Monday, June 23, 2008

Why the hell can't I be happy?!

My life is pretty good but why can't I get what I really want?!

Monday, June 9, 2008


You know what's shit? That iridology crap that fucking Osaka Health Clinic is pushing. I've never heard a more ridiculous pile of crap than their claim that all diseases can be diagnosed just by looking at the iris. Aside from diabetes and hypertension, and some metabolic derangements such as Wilson's disease I'm currently unaware of any other illness that can be diagnosed by looking at the eye, and most of the time, we look at the retina, not the iris.

A few days ago, at the rat-hole clinic, I saw a patient who was worried about an abdominal mass. Her history was unremarkable except for a suspicion of a myoma on ultrasound long ago. No myoma was seen on a later consult at a hospital. Physical exam was normal and I did not detect any abdominal mass. I asked her why she was worried about a mass and she said that she had been to that iridology place and had been told may tumutubong bukol (a mass is growing inside me.)

At first, I was impressed since the idiot iridologist (iridiotlogist?) had seemed to have made a correct guess. I asked the patient if the iridiotlogist had told her where the "bukol" (mass) was. Basta, meron daw sabi nila.

What the hell?!

What use is iridiotlogy if it can't even tell you what you may have? Oh, mahina baga mo, mahina atay mo, mahina puso mo, etc. They will tell you that bullshit but any nurse, doctor, or even medical student can tell you what you're really at risk for just by talking to you and getting your history and doing a correct physical exam. No need for more bullshit about looking at your iris and shit.

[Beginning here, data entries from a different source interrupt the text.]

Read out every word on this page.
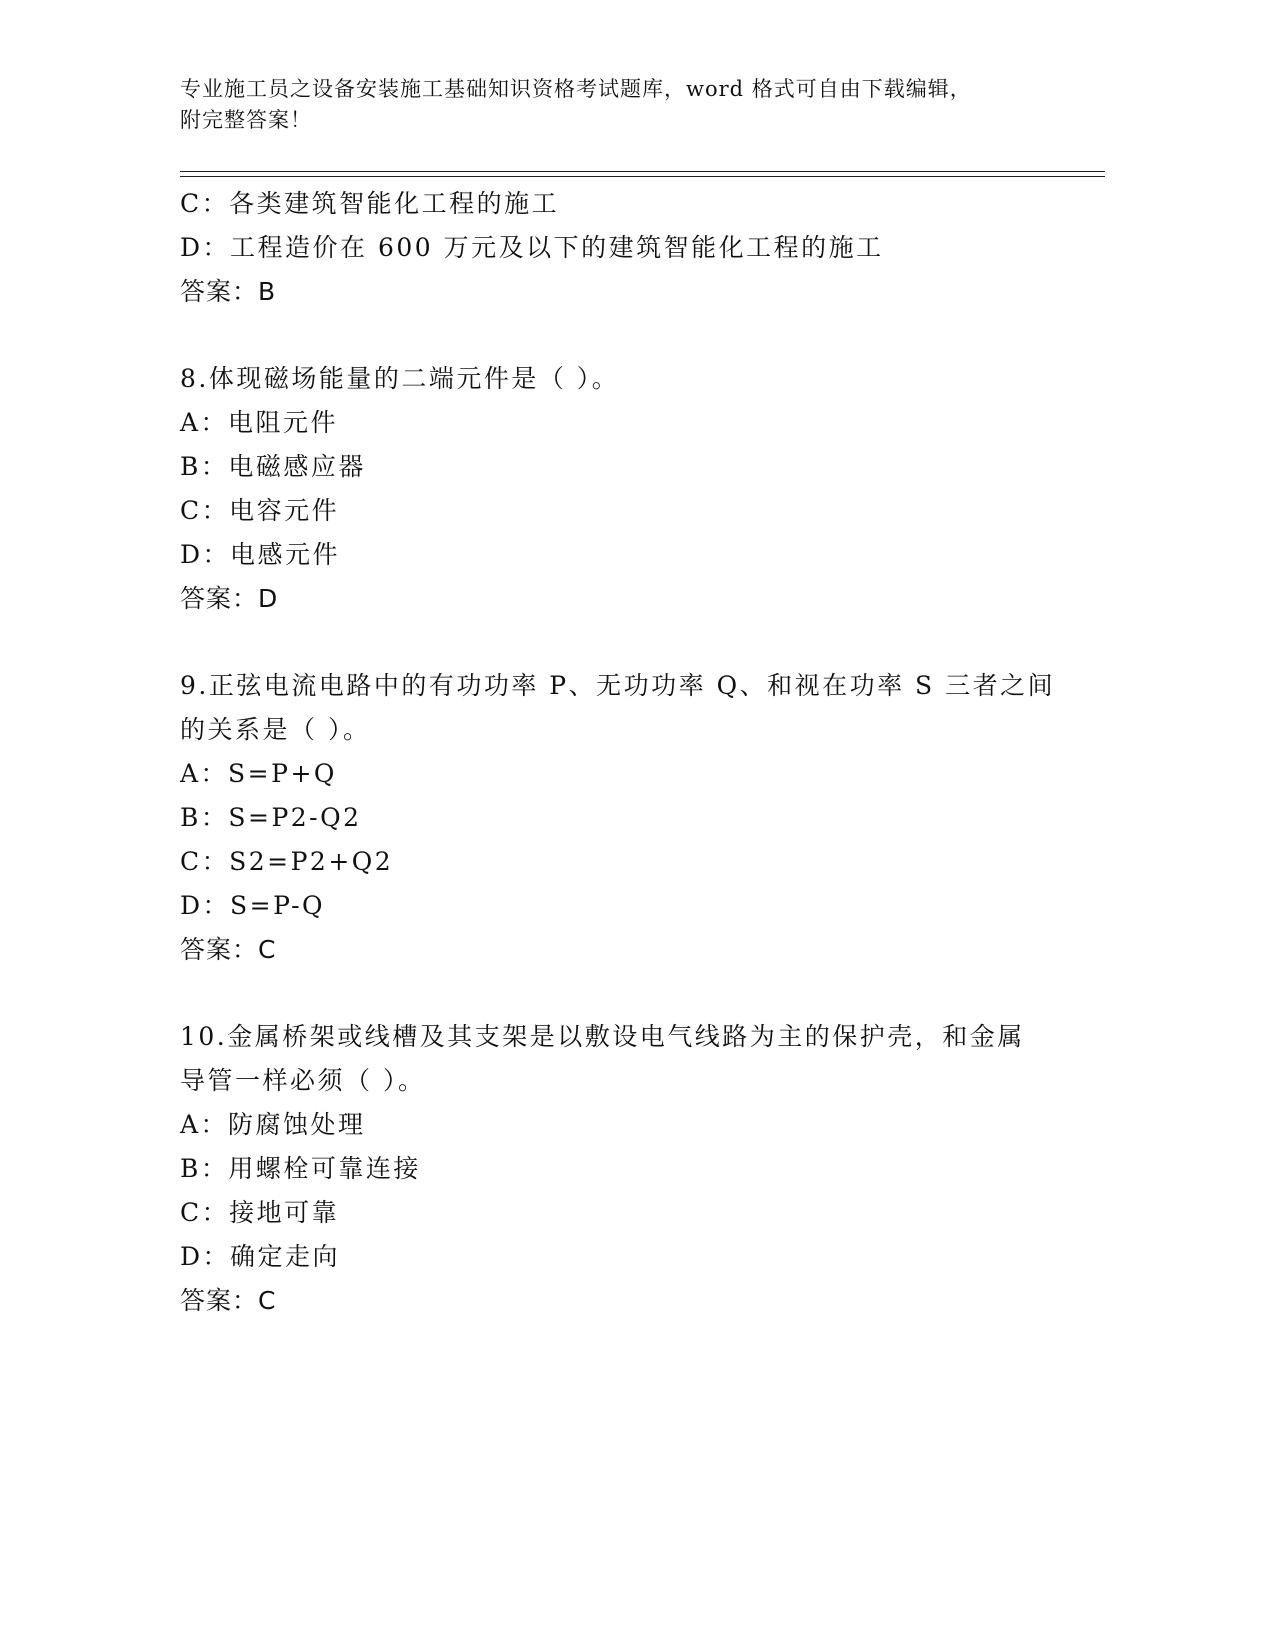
专业施工员之设备安装施工基础知识资格考试题库，word 格式可自由下载编辑，
附完整答案！
C：各类建筑智能化工程的施工
D：工程造价在 600 万元及以下的建筑智能化工程的施工
答案：B
8.体现磁场能量的二端元件是（ ）。
A：电阻元件
B：电磁感应器
C：电容元件
D：电感元件
答案：D
9.正弦电流电路中的有功功率 P、无功功率 Q、和视在功率 S 三者之间
的关系是（ ）。
A：S=P+Q
B：S=P2-Q2
C：S2=P2+Q2
D：S=P-Q
答案：C
10.金属桥架或线槽及其支架是以敷设电气线路为主的保护壳，和金属
导管一样必须（ ）。
A：防腐蚀处理
B：用螺栓可靠连接
C：接地可靠
D：确定走向
答案：C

I reassured the patient and sent her home but I scheduled her for an ultrasound and an appointment with the gynecologist just to be sure. Man, I hate those fuckers at the iridiotlogy clinic for giving my patient undeserved anxiety.

Fuck them.

Friday, May 30, 2008

An appeal to America.

I stumbled upon these pictures today and it evoked a strong sense of sadness and rage in me.

Here's the link:

America, please impeach Bush. He is a criminal.

Thursday, May 29, 2008

(Med) Certifiably bullshit.

A medical certificate is a piece of paper that states that you were seen by a doctor and that either: A.) you're fit to work or go to school or B.) stay home, you sick little shit. I usually have no problems with patients asking me for one because I see it as part of the service I give to them. However, the rat-hole place (THE CLINIC) has other ideas. I was told during my first few days at the place that I should have the patient go to the front desk whenever I issue a medical certificate. Apparently, they charge the patient an extra fee for the medical certificate. None of the extra fee goes to me, the guy whose name and license number are stamped on the fucking thing.

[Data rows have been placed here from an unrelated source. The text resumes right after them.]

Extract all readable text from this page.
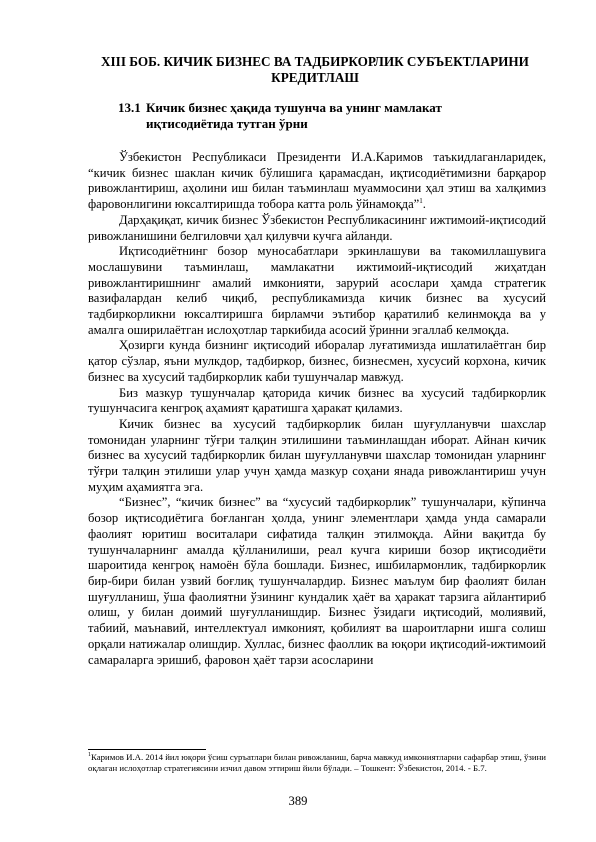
XIII БОБ. КИЧИК БИЗНЕС ВА ТАДБИРКОРЛИК СУБЪЕКТЛАРИНИ КРЕДИТЛАШ
13.1 Кичик бизнес ҳақида тушунча ва унинг мамлакат иқтисодиётида тутган ўрни

Ўзбекистон Республикаси Президенти И.А.Каримов таъкидлаганларидек, “кичик бизнес шаклан кичик бўлишига қарамасдан, иқтисодиётимизни барқарор ривожлантириш, аҳолини иш билан таъминлаш муаммосини ҳал этиш ва халқимиз фаровонлигини юксалтиришда тобора катта роль ўйнамоқда”$^1$.

Дарҳақиқат, кичик бизнес Ўзбекистон Республикасининг ижтимоий-иқтисодий ривожланишини белгиловчи ҳал қилувчи кучга айланди.

Иқтисодиётнинг бозор муносабатлари эркинлашуви ва такомиллашувига мослашувини таъминлаш, мамлакатни ижтимоий-иқтисодий жиҳатдан ривожлантиришнинг амалий имконияти, зарурий асослари ҳамда стратегик вазифалардан келиб чиқиб, республикамизда кичик бизнес ва хусусий тадбиркорликни юксалтиришга бирламчи эътибор қаратилиб келинмоқда ва у амалга оширилаётган ислоҳотлар таркибида асосий ўринни эгаллаб келмоқда.

Ҳозирги кунда бизнинг иқтисодий иборалар луғатимизда ишлатилаётган бир қатор сўзлар, яъни мулкдор, тадбиркор, бизнес, бизнесмен, хусусий корхона, кичик бизнес ва хусусий тадбиркорлик каби тушунчалар мавжуд.

Биз мазкур тушунчалар қаторида кичик бизнес ва хусусий тадбиркорлик тушунчасига кенгроқ аҳамият қаратишга ҳаракат қиламиз.

Кичик бизнес ва хусусий тадбиркорлик билан шуғулланувчи шахслар томонидан уларнинг тўғри талқин этилишини таъминлашдан иборат. Айнан кичик бизнес ва хусусий тадбиркорлик билан шуғулланувчи шахслар томонидан уларнинг тўғри талқин этилиши улар учун ҳамда мазкур соҳани янада ривожлантириш учун муҳим аҳамиятга эга.

“Бизнес”, “кичик бизнес” ва “хусусий тадбиркорлик” тушунчалари, кўпинча бозор иқтисодиётига боғланган ҳолда, унинг элементлари ҳамда унда самарали фаолият юритиш воситалари сифатида талқин этилмоқда. Айни вақитда бу тушунчаларнинг амалда қўлланилиши, реал кучга кириши бозор иқтисодиёти шароитида кенгроқ намоён бўла бошлади. Бизнес, ишбилармонлик, тадбиркорлик бир-бири билан узвий боғлиқ тушунчалардир. Бизнес маълум бир фаолият билан шуғулланиш, ўша фаолиятни ўзининг кундалик ҳаёт ва ҳаракат тарзига айлантириб олиш, у билан доимий шуғулланишдир. Бизнес ўзидаги иқтисодий, молиявий, табиий, маънавий, интеллектуал имконият, қобилият ва шароитларни ишга солиш орқали натижалар олишдир. Хуллас, бизнес фаоллик ва юқори иқтисодий-ижтимоий самараларга эришиб, фаровон ҳаёт тарзи асосларини

$^1$Каримов И.А. 2014 йил юқори ўсиш суръатлари билан ривожланиш, барча мавжуд имкониятларни сафарбар этиш, ўзини оқлаган ислоҳотлар стратегиясини изчил давом эттириш йили бўлади. – Тошкент: Ўзбекистон, 2014. - Б.7.
389
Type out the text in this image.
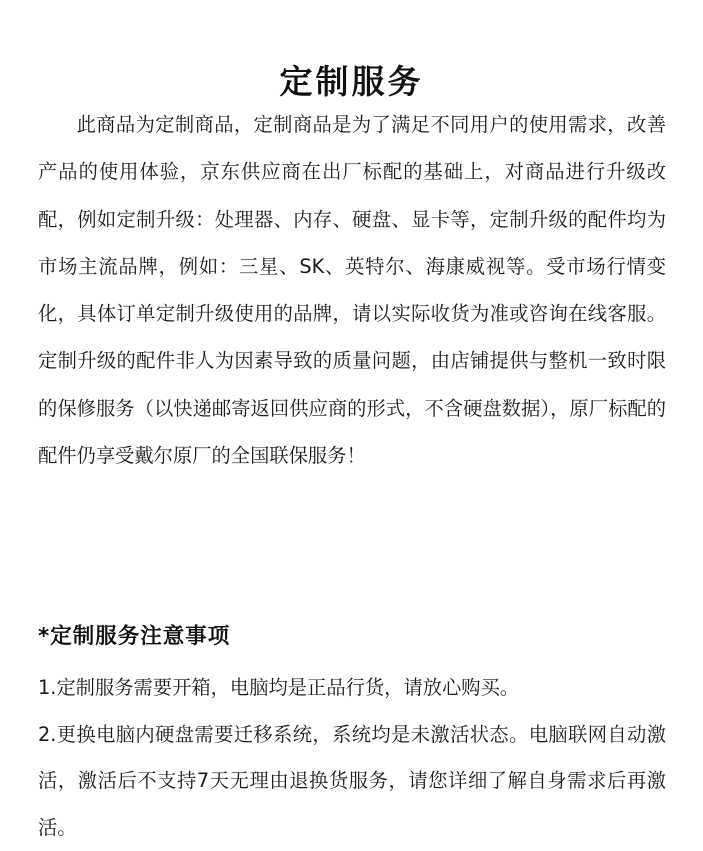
定制服务

此商品为定制商品，定制商品是为了满足不同用户的使用需求，改善产品的使用体验，京东供应商在出厂标配的基础上，对商品进行升级改配，例如定制升级：处理器、内存、硬盘、显卡等，定制升级的配件均为市场主流品牌，例如：三星、SK、英特尔、海康威视等。受市场行情变化，具体订单定制升级使用的品牌，请以实际收货为准或咨询在线客服。定制升级的配件非人为因素导致的质量问题，由店铺提供与整机一致时限的保修服务（以快递邮寄返回供应商的形式，不含硬盘数据），原厂标配的配件仍享受戴尔原厂的全国联保服务！

*定制服务注意事项
1.定制服务需要开箱，电脑均是正品行货，请放心购买。
2.更换电脑内硬盘需要迁移系统，系统均是未激活状态。电脑联网自动激活，激活后不支持7天无理由退换货服务，请您详细了解自身需求后再激活。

Angrydoc, the rat hole pays for the printing of the forms, you might say. Yes, but how much does a piece of paper cost if they have it printed by the ream? Less than a peso per piece I'm sure! The rat hole charges much, much more than that. Di na yata tama yan ano. Yes, part of my pagka-asar is the fact that we get nothing for it, even though it's our name and our license on the paper. The thing I object to mainly is that the clinic will attempt to squeeze more money out of the patient.

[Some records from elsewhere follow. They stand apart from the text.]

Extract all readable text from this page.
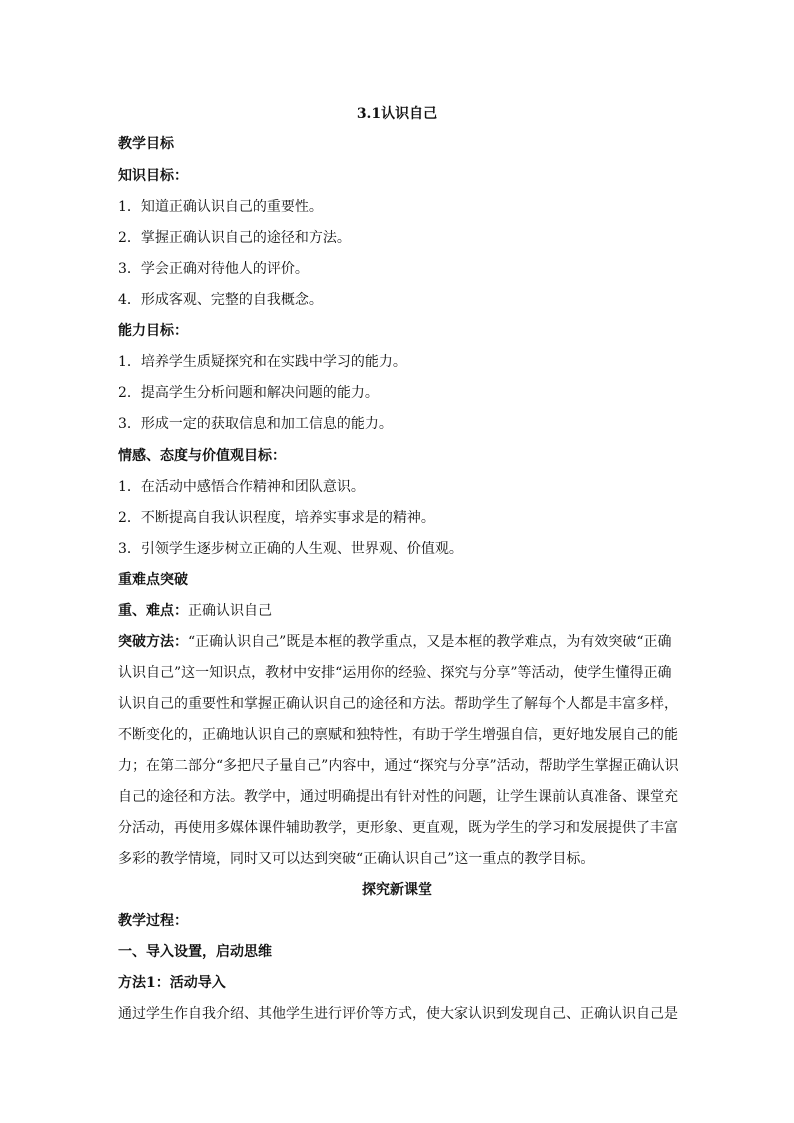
3.1认识自己
教学目标
知识目标：
1．知道正确认识自己的重要性。
2．掌握正确认识自己的途径和方法。
3．学会正确对待他人的评价。
4．形成客观、完整的自我概念。
能力目标：
1．培养学生质疑探究和在实践中学习的能力。
2．提高学生分析问题和解决问题的能力。
3．形成一定的获取信息和加工信息的能力。
情感、态度与价值观目标：
1．在活动中感悟合作精神和团队意识。
2．不断提高自我认识程度，培养实事求是的精神。
3．引领学生逐步树立正确的人生观、世界观、价值观。
重难点突破
重、难点：正确认识自己
突破方法：“正确认识自己”既是本框的教学重点，又是本框的教学难点，为有效突破“正确
认识自己”这一知识点，教材中安排“运用你的经验、探究与分享”等活动，使学生懂得正确
认识自己的重要性和掌握正确认识自己的途径和方法。帮助学生了解每个人都是丰富多样，
不断变化的，正确地认识自己的禀赋和独特性，有助于学生增强自信，更好地发展自己的能
力；在第二部分“多把尺子量自己”内容中，通过“探究与分享”活动，帮助学生掌握正确认识
自己的途径和方法。教学中，通过明确提出有针对性的问题，让学生课前认真准备、课堂充
分活动，再使用多媒体课件辅助教学，更形象、更直观，既为学生的学习和发展提供了丰富
多彩的教学情境，同时又可以达到突破“正确认识自己”这一重点的教学目标。
探究新课堂
教学过程：
一、导入设置，启动思维
方法1：活动导入
通过学生作自我介绍、其他学生进行评价等方式，使大家认识到发现自己、正确认识自己是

As a rebellion against this shit situation, whenever I can get away with it, I give the damn things away for free. I ask the patient to step into the examination room and then give them the certificate. I tell them to hide it. Sometimes, I just write the certificate on the prescription pad, so that the patient can have an easier time hiding it.

What if the clinic decides to share some of the fee with us, you ask? Hahaha! Don't be funny. They'd never do that.

The owner would have a heart attack.